Autonomie versus schaamte: Psychosociale fase 2

In 1967 voerde Martin Seligman een monumentaal experiment uit over hulpeloosheid en wilskracht. Hij verdeelde honden in drie groepen en gaf de honden een reeks elektrische schokken. De ene groep was in staat de schokken “uit te zetten” door een actie uit te voeren, en de andere groep was niet in staat de schokken uit te zetten.

Later bracht Seligman de honden in een andere situatie waarin ze elektrische schokken kregen. Het enige wat ze moesten doen was een paar stappen zetten om de schokken uit te zetten. Hij merkte op dat de honden in de tweede groep die ik noemde zich hulpeloos voelden, en niet de wil hadden om iets te proberen. Ze gingen ervan uit dat ze de situatie niet onder controle hadden en dat niets wat ze zouden doen de situatie zou helpen.

Als je mijn video’s hebt bekeken, weet je dat deze studie vaak ter sprake komt als we het hebben over overtuigingen en motivatie. Dus waarom noem ik het nu?

Ik noem het nu omdat kinderen in de tweede fase van de psychosociale ontwikkeling in situaties terechtkomen die veel lijken op die honden. In het tweede stadium van de psychosociale ontwikkeling beginnen kinderen te onderzoeken of ze de controle hebben. Ze komen in een psychologische crisis terecht, en verlaten de crisis met ofwel een gevoel van autonomie ofwel een gevoel van schaamte en twijfel. Laten we het eens hebben over deze fase en hoe een kind een gezond gevoel van autonomie kan ontwikkelen en naar de volgende ontwikkelingsfasen kan gaan.

De grondbeginselen van autonomie vs. schaamte en twijfel

Autonomie vs. schaamte is de tweede psychologische crisis die een kind doormaakt in zijn psychosociale ontwikkeling. (De eerste is Vertrouwen vs. Wantrouwen, die ik in een eerdere video heb besproken).

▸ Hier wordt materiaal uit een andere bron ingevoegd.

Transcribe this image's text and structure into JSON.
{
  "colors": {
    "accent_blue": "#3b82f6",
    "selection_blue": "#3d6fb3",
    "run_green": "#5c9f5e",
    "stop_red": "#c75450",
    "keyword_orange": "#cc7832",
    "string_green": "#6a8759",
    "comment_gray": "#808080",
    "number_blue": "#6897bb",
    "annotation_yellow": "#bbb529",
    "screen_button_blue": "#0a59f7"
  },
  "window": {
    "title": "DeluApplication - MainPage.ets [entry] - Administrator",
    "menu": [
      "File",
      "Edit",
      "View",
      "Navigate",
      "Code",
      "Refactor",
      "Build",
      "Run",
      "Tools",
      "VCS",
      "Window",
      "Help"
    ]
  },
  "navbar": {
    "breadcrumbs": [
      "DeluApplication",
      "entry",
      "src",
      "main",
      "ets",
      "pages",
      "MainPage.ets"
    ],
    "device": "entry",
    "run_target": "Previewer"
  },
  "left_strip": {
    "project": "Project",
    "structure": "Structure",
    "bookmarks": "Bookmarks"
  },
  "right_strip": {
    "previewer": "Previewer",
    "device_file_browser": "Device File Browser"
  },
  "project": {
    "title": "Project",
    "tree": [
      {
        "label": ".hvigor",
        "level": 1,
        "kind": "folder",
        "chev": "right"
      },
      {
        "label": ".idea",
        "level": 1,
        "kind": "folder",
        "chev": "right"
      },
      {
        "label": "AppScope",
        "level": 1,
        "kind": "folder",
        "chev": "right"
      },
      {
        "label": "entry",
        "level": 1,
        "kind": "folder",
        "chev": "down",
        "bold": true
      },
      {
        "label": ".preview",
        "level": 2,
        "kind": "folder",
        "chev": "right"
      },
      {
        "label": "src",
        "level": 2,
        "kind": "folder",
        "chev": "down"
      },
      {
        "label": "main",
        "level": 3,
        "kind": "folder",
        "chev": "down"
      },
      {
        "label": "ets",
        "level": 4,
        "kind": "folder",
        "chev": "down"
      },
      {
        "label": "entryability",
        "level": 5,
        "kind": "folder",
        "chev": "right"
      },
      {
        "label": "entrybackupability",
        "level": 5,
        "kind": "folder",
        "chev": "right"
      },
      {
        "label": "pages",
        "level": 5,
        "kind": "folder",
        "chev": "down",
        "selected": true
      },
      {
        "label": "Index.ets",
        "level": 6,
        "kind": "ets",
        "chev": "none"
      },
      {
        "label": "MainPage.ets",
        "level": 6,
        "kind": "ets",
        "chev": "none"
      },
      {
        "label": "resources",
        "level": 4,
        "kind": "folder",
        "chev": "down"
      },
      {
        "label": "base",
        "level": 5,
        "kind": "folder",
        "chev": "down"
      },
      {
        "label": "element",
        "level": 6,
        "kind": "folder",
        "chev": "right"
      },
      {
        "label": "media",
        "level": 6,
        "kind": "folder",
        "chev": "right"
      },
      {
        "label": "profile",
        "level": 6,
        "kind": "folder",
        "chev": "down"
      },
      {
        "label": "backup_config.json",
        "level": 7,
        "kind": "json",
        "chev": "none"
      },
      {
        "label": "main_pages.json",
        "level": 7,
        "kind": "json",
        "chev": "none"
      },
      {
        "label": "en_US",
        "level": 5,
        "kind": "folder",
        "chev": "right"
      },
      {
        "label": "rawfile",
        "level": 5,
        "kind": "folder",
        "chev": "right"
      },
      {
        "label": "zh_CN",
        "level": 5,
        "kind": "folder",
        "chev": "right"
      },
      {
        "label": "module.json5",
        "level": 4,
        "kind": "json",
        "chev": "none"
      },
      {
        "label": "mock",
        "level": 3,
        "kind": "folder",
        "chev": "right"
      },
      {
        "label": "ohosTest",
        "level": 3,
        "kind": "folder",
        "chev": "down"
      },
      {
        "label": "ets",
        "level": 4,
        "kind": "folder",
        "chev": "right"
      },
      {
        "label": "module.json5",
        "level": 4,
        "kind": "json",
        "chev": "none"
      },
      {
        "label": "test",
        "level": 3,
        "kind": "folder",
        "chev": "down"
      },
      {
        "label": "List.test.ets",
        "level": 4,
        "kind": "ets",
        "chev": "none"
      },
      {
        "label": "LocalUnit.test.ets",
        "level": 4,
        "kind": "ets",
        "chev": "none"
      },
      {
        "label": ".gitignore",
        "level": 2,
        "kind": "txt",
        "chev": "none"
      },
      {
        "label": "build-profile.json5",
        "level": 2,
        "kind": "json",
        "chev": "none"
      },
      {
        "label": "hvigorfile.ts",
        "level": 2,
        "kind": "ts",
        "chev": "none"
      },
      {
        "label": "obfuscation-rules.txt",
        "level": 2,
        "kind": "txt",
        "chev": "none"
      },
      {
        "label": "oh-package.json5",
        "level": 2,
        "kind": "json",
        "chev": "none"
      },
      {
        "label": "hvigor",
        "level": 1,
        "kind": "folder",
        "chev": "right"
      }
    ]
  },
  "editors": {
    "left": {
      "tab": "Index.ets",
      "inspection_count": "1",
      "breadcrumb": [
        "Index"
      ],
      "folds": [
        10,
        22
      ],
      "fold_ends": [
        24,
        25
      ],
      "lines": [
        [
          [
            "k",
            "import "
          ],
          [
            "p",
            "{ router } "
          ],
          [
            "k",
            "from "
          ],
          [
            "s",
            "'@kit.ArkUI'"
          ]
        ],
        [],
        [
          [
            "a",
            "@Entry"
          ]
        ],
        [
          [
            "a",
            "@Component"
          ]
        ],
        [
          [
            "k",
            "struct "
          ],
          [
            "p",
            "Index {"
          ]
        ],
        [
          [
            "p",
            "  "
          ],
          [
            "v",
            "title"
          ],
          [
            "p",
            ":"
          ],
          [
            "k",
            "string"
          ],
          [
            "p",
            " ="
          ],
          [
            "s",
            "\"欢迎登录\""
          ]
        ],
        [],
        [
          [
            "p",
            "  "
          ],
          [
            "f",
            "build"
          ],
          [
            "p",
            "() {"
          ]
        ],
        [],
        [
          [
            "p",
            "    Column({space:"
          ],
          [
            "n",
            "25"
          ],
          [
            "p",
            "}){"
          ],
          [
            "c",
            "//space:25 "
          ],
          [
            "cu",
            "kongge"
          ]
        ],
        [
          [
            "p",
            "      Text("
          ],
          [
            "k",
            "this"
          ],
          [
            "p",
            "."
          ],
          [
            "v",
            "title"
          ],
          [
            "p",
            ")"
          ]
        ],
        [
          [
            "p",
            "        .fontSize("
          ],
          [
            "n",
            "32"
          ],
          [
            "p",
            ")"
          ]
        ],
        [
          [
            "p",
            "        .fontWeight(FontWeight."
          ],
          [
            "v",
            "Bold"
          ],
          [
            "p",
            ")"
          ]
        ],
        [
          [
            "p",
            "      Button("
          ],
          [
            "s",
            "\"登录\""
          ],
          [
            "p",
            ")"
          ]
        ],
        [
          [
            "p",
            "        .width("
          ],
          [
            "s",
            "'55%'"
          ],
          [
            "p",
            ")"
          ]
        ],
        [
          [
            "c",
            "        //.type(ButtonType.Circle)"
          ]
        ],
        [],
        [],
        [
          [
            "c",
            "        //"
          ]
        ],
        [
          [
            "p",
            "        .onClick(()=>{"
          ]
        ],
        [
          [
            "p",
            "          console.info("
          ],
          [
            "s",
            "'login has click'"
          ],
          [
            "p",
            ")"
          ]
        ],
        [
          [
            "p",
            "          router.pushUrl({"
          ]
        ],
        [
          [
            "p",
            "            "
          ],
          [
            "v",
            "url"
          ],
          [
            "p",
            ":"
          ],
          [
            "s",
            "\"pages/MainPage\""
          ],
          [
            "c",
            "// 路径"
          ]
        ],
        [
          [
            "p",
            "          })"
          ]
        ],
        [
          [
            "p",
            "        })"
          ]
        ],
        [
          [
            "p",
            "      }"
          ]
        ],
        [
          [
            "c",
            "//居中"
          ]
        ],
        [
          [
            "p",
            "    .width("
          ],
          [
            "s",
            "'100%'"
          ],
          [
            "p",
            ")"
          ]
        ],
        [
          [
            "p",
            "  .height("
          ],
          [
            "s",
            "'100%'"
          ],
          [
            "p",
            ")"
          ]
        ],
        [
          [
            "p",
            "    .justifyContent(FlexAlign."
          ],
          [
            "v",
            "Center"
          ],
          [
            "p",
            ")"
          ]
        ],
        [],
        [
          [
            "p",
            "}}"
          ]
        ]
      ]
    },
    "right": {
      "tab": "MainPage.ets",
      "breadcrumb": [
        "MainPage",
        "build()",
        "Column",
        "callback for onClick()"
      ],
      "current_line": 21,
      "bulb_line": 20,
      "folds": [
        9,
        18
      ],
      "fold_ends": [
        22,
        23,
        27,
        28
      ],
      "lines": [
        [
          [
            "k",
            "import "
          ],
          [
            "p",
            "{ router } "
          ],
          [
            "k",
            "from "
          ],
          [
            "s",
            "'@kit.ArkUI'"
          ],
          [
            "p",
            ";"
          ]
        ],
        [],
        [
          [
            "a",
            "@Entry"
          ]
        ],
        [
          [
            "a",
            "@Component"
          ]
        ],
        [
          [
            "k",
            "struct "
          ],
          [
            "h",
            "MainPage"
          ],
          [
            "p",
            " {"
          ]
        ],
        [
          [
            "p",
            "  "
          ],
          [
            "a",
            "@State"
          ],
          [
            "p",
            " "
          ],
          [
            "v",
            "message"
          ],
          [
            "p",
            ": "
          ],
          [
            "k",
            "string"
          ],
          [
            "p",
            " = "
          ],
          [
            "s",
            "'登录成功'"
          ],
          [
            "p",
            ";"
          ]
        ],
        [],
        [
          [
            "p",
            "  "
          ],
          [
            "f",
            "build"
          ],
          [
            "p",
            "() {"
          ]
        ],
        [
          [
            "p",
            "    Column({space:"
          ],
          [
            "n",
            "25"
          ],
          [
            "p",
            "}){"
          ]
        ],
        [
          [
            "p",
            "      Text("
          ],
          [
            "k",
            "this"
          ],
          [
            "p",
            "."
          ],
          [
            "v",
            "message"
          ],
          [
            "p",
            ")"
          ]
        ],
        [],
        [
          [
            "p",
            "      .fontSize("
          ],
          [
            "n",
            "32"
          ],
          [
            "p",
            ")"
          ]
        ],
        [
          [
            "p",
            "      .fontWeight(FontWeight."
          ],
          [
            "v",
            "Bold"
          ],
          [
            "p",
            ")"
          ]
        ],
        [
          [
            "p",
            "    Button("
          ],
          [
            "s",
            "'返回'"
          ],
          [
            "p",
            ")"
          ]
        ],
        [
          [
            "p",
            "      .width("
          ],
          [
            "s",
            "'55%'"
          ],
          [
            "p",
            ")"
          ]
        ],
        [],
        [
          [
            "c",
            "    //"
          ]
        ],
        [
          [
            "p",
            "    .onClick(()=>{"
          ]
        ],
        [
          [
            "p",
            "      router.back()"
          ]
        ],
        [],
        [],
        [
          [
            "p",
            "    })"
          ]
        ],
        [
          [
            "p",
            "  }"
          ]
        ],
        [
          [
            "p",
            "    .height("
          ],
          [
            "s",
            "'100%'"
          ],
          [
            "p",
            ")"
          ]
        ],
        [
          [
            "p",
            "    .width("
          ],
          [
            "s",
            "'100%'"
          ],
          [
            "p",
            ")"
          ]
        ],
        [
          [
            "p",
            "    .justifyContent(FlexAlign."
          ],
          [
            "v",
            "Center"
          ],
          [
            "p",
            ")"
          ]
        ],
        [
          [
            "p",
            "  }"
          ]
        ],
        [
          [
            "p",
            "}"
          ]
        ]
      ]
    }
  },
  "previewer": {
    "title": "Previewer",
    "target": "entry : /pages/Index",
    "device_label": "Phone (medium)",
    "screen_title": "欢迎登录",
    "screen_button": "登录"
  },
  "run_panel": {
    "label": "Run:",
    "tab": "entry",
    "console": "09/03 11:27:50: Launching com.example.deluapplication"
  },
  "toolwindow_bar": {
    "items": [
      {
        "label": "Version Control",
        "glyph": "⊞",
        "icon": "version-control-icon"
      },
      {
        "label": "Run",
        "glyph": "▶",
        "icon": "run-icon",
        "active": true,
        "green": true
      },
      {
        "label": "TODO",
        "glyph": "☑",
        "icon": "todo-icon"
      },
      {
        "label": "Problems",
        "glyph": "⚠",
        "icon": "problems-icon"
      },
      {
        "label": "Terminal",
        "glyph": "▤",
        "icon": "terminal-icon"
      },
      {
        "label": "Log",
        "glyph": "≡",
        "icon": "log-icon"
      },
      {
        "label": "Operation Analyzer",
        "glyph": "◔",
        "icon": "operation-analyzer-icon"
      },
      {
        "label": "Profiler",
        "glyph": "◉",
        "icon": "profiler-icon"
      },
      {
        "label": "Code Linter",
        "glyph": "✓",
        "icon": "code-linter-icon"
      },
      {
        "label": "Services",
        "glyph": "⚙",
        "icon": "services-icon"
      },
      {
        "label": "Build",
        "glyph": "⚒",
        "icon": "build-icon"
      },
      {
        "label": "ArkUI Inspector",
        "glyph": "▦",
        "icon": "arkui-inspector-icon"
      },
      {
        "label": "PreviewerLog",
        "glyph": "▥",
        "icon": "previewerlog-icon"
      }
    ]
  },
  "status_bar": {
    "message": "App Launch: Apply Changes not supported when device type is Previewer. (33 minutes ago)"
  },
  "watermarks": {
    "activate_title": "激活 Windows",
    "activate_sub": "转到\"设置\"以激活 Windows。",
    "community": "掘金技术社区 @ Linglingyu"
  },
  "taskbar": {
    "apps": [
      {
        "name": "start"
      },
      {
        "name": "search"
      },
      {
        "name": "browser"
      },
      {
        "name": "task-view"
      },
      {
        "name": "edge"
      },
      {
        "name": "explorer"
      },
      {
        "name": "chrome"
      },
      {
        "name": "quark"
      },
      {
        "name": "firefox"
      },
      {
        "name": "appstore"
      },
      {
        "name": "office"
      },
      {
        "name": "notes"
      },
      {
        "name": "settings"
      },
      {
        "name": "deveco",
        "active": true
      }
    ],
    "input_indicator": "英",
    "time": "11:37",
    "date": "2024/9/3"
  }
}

Deze fase doet zich voor tussen de leeftijd van 18 maanden en die van drie jaar. Als de zuigeling een peuter wordt, zijn ze veel dingen aan het ontdekken buiten hun sociale ontwikkeling. Ze leren lopen, kruipen, zelfstandig eten en communiceren over hun behoeften. Deze nieuwe vaardigheden brengen nieuwe keuzes met zich mee. Lopen ze weg van hun moeder om het huis te verkennen of gaan ze naar hun moeder voor begeleiding? Moeten ze communiceren wanneer ze naar het toilet moeten? Kunnen ze voedsel weigeren als ze geen honger hebben, of erom vragen als ze dat wel hebben?

Hoe ontwikkelen kinderen autonomie?

Wanneer een kind wordt aangemoedigd om deze beslissingen zelf te nemen, krijgen ze een gevoel van autonomie. Autonomie is een toestand van zelfbestuur. Als een kind zich op zijn gemak voelt om zelf beslissingen te nemen over zijn behoeften, heeft het een gevoel van autonomie.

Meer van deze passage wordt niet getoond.